Footage showed two men in boats in daylight setting illegal fixed nets to poach salmon in Castlemaine harbour.
The men had their faces blanked out.
The board wants the release of the film clip used in the Prime Time programme, which RTÉ said it no longer had.
The fisheries board has told the commission that the one-minute footage of alleged salmon poaching in the harbour was "in all probability false".
The board said it conducted "an extensive investigation" into the allegations made on the Prime Time broadcast.
Following the programme the fishermen in the film contacted the draft net fishermen's association in the harbour and the board to say they were in fact fishing for ray and were doing so legally.

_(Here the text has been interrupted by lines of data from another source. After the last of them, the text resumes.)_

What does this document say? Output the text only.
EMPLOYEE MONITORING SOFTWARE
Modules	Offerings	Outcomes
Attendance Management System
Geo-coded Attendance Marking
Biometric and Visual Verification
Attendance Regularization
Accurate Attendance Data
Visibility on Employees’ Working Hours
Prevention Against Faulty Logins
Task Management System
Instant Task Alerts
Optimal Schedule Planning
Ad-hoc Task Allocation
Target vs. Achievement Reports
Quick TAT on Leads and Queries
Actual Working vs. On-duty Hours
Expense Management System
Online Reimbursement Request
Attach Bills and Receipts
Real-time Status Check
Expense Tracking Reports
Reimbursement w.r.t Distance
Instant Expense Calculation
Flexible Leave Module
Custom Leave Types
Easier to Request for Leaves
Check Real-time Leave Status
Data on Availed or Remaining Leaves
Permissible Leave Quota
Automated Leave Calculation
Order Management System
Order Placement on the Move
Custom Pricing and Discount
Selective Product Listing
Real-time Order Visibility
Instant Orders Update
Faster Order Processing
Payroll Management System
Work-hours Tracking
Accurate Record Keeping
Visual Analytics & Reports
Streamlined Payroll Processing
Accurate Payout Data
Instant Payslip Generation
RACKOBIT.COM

Aidan Barry, chief executive of the South Western Regional Fisheries Board, told a board meeting this week that RTÉ had refused to hand over the full footage, and had in correspondence said it did not film the piece itself.
The Prime Time programme had damaged the board's credibility as the body charged with the protection and conservation of fisheries in the area.
In a letter to the board, Colm Magee, executive producer of Prime Time, said they had been offered the material during preparation for the programme and had checked its bona fides.
After the programme they had returned the material to the owner, the letter said.
The film was obtained "for transmission only" and not for the purposes of any other organisation, said Mr Magee.
In a statement issued yesterday, RTÉ said Prime Time wholeheartedly stood over its report on the decline of salmon stocks in Irish waters and what experts believed to be the primary cause of their decline.
"The claims made in the report were presented in a fair manner, with both those opposed to drift net fishing and those supporting it afforded the opportunity to put their cases and respond to points made to them."
It added: "RTÉ believes that a one-minute film section of the report did in fact illustrate poaching and that the bona fides and provenance of the material had been thoroughly verified before transmission."